Drawing and running simple missions#
Overview#
Aviary comes with a simple built-in graphical interface for defining missions. This tool can be accessed via the command line and provides an interactive way to define flight phases, including altitude, Mach number, and optimization parameters.
It is specifically made to only be used with the "height_energy"
mission method.
You could use the results from the GUI to run a mission with a different method, but it would require manually changing the generated phase_info
python dictionary.
Getting Started#
To launch the Flight Profile Utility, use the following command in your terminal:
aviary draw_mission
This command will open a graphical interface where you can interactively design a flight profile.
Note
If you are WSL on Windows you might need to install an X Server to run the GUI without issues. If you do this, also modify your .bashrc
file to include this line: export DISPLAY=localhost:0.0
.
Graphical Interface Usage#
Main Components#
Altitude Profile: Graphically represents the altitude profile over time. Users can add new points by clicking on the plot and edit existing points by dragging. Units and axes limits can be changed through the menu.
Mach Profile: Similar to the Altitude Plot but for the Mach number profile.
Table Entry: Tabular form of defining a mission. You can add new points through the
Add New Point
button, edit existing points by changing the values in the table entries, and delete points by pressing theX
button next to any point. The plots and tables update with changes to either one.
Interactive Features#
Adding Points: Click on either the Altitude or Mach plot area to add a new point. Points on the Altitude plot represent altitude (in feet by default) at a specific time (in minutes by default), whereas points on the Mach plot represent the Mach number at specific times.
Dragging Points: Points on both plots can be dragged to adjust values. This allows for fine-tuning of the flight profile.

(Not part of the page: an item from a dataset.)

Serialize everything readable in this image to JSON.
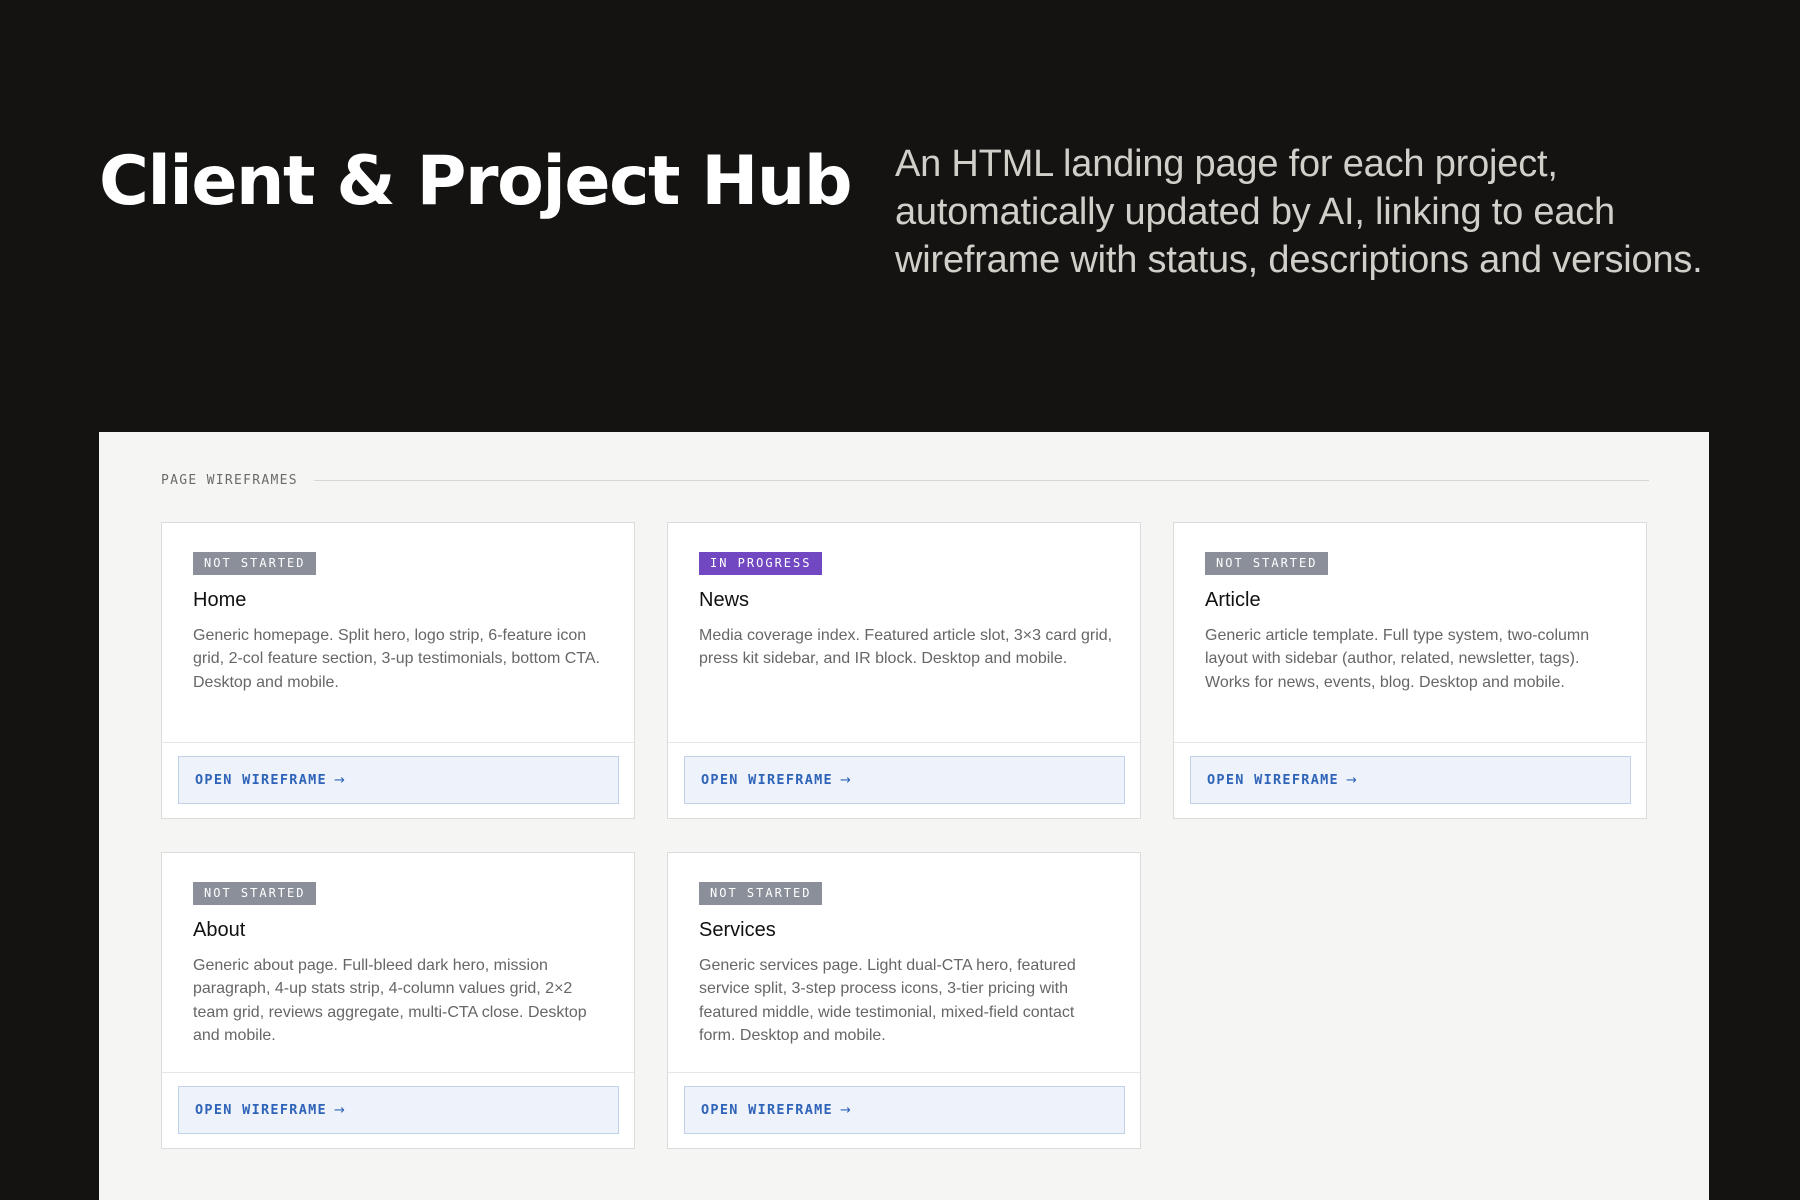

Removing Points: Press the
X
button next to the point on the tabular section to remove that point.Output Phase Info: Press this button to create an output python file named
outputted_phase_info.py
which contains the mission information in a python dictionary calledphase_info
. This button serves the same function as using the menu command.File
->Save
Light/Dark Mode: Press the button on the bottom left to toggle the theme between light and dark mode. The default is light mode. If the user chooses to save settings (read
Edit Tab
below), the last used theme will be loaded the next time the program is run.
Output#
Upon completion, the tool outputs a Python script named outputted_phase_info.py
in the current working directory. Alternatively, if the user uses the Save As
command, a python script with the user specified name will be saved in the user specified directory. This tool overwrites any existing python file with the same name as the output. This outputted file contains the phase_info
dictionary, which holds the flight profile data structured for use in mission simulations.
Note
When using the outputted phase_info
dict in a mission simulation, you can modify the settings by directly changing the outputted Python file.
The phase_info
dictionary makes some assumptions about different settings which you can also modify.
For example, the time duration of each phase is controlled by the optimizer if fix_duration
is False, though this can be changed to True to fix the duration of each phase.
If you don’t have the black python autoformatter installed, your output may look slightly different - as long as you see confirmation that your phase info has been saved, your mission profile was successfully created.
Running a Mission Simulation#
After generating the flight profile, use the run_mission
command to simulate the mission.
This command utilizes the phase_info
from outputted_phase_info.py
and simulates the mission based on the defined parameters. In the commands below, replace outputted_phase_info.py
with your filename if you choose to save the output file with a different filename.
You can use the --phase_info
flag to specify the path to the outputted_phase_info.py
file.
Here we use a benchmark case as the inputted .csv file, though you can use any Aviary .csv here that defines an aircraft.
aviary run_mission --phase_info outputted_phase_info.py validation_cases/benchmark_tests/test_aircraft/aircraft_for_bench_FwFm.csv
You can also supply an optimizer, otherwise the default (SLSQP) will be used. Here is how you’d run the mission with the IPOPT optimizer:
aviary run_mission --optimizer IPOPT --phase_info outputted_phase_info.py validation_cases/benchmark_tests/test_aircraft/aircraft_for_bench_FwFm.csv
Note
When you run Aviary all of the outputs will be saved in the location where you run the command or run script. Outputs files such as optimization history and Dymos output files are saved at that location. A folder named ‘report’ will also be created there, and contains all of the associated report files for your runs. These reports include optimization and trajectory reports generated by OpenMDAO and Dymos.